Likewise, Massachusetts saves money from legal settlements and unusually high tax collections from capital gains to boost its reserves. “A lot of people see that as an important backstop to protect the state's budget from needing even more dramatic action than may be necessary if and when an economic downturn were to come,” Heath Fahle, director of policy and research at the Massachusetts Taxpayers Foundation, said in an interview earlier this year.
These rules and others like them not only help build reserves, they also discourage policymakers from using one-time or unsustainable revenue to make ongoing commitments that they would struggle to afford when tax collections fall.
To make sure the dollars in rainy day funds are available when needed, states should use care when designing rules for withdrawal and repayment as well. Some rainy day funds have restrictive repayment requirements that make the accounts ill-suited for dealing with significant downturns.
Missouri, for example, hardly touched its rainy day fund during the Great Recession because the state constitution requires that any funds withdrawn be repaid with interest in three equal payments over the next three fiscal years.
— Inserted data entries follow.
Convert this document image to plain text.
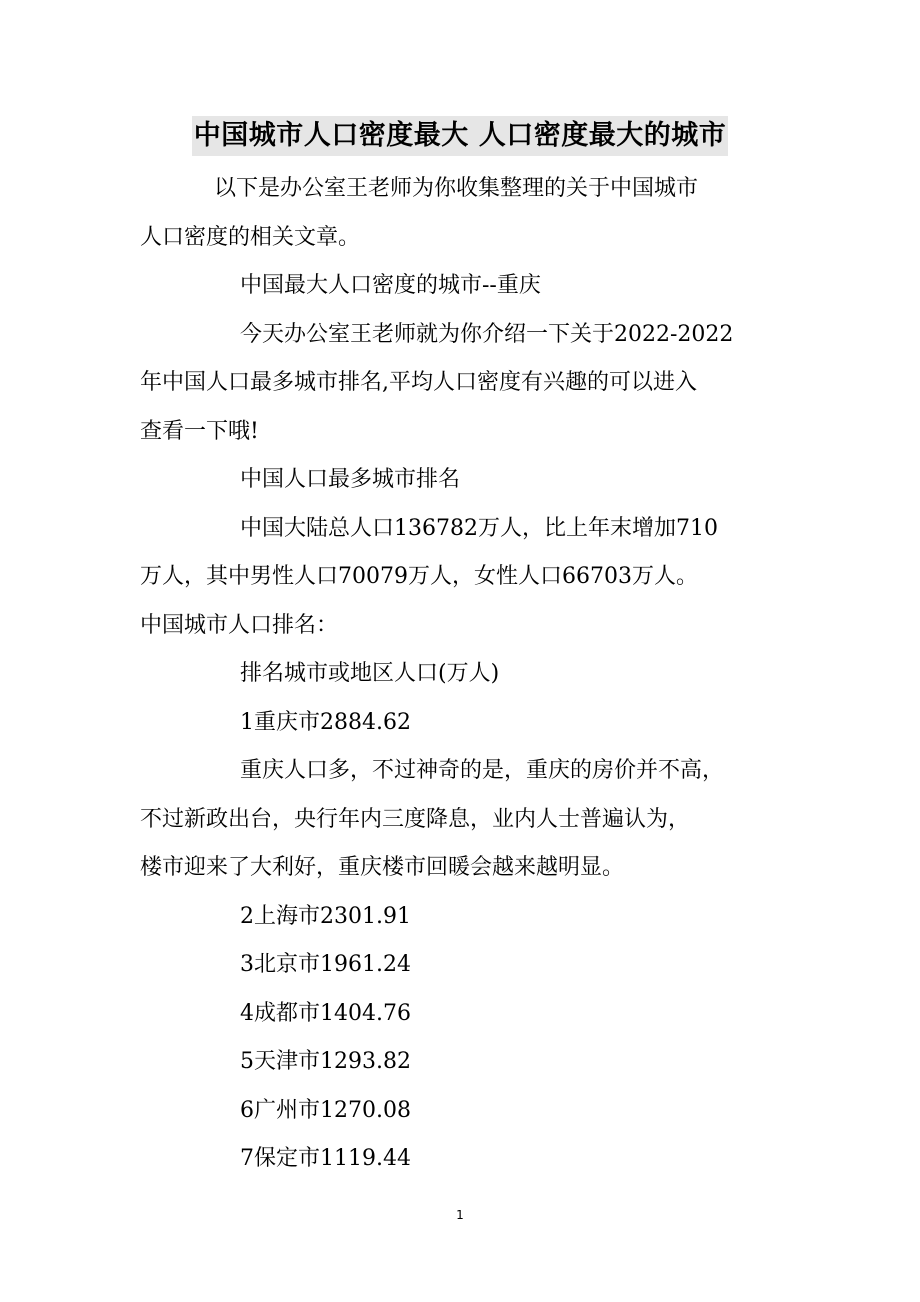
中国城市人口密度最大 人口密度最大的城市
以下是办公室王老师为你收集整理的关于中国城市
人口密度的相关文章。
中国最大人口密度的城市--重庆
今天办公室王老师就为你介绍一下关于2022-2022
年中国人口最多城市排名,平均人口密度有兴趣的可以进入
查看一下哦!
中国人口最多城市排名
中国大陆总人口136782万人，比上年末增加710
万人，其中男性人口70079万人，女性人口66703万人。
中国城市人口排名：
排名城市或地区人口(万人)
1重庆市2884.62
重庆人口多，不过神奇的是，重庆的房价并不高，
不过新政出台，央行年内三度降息，业内人士普遍认为，
楼市迎来了大利好，重庆楼市回暖会越来越明显。
2上海市2301.91
3北京市1961.24
4成都市1404.76
5天津市1293.82
6广州市1270.08
7保定市1119.44
1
If Missouri had withdrawn money from its fund in fiscal year 2009, it would have had to repay those dollars at the same time that revenues fell an additional 5 percent.
In addition to their formal rainy day funds, states often have other reserves that they can tap when facing budget troubles—albeit with varying degrees of legal and political ease. For example, states often have some dollars left over in the general fund at the end of the fiscal year. They also may have a variety of accounts that policymakers created for specific purposes but that they can potentially use to help balance the budget if needed. That, however, requires reducing the dollars available to achieve the accounts’ original goals.
As part of Utah’s stress testing analysis, the state took the valuable step of cataloging these types of informal reserves and rating how difficult they would be to access. This type of analysis can show where policymakers could turn to close a budget gap if the formal rainy day fund isn’t large enough to solve the problem on its own or if state leaders prefer to consider other options first.
Josh Goodman researches state fiscal and economic policy as part of The Pew Charitable Trusts’ state fiscal health initiative.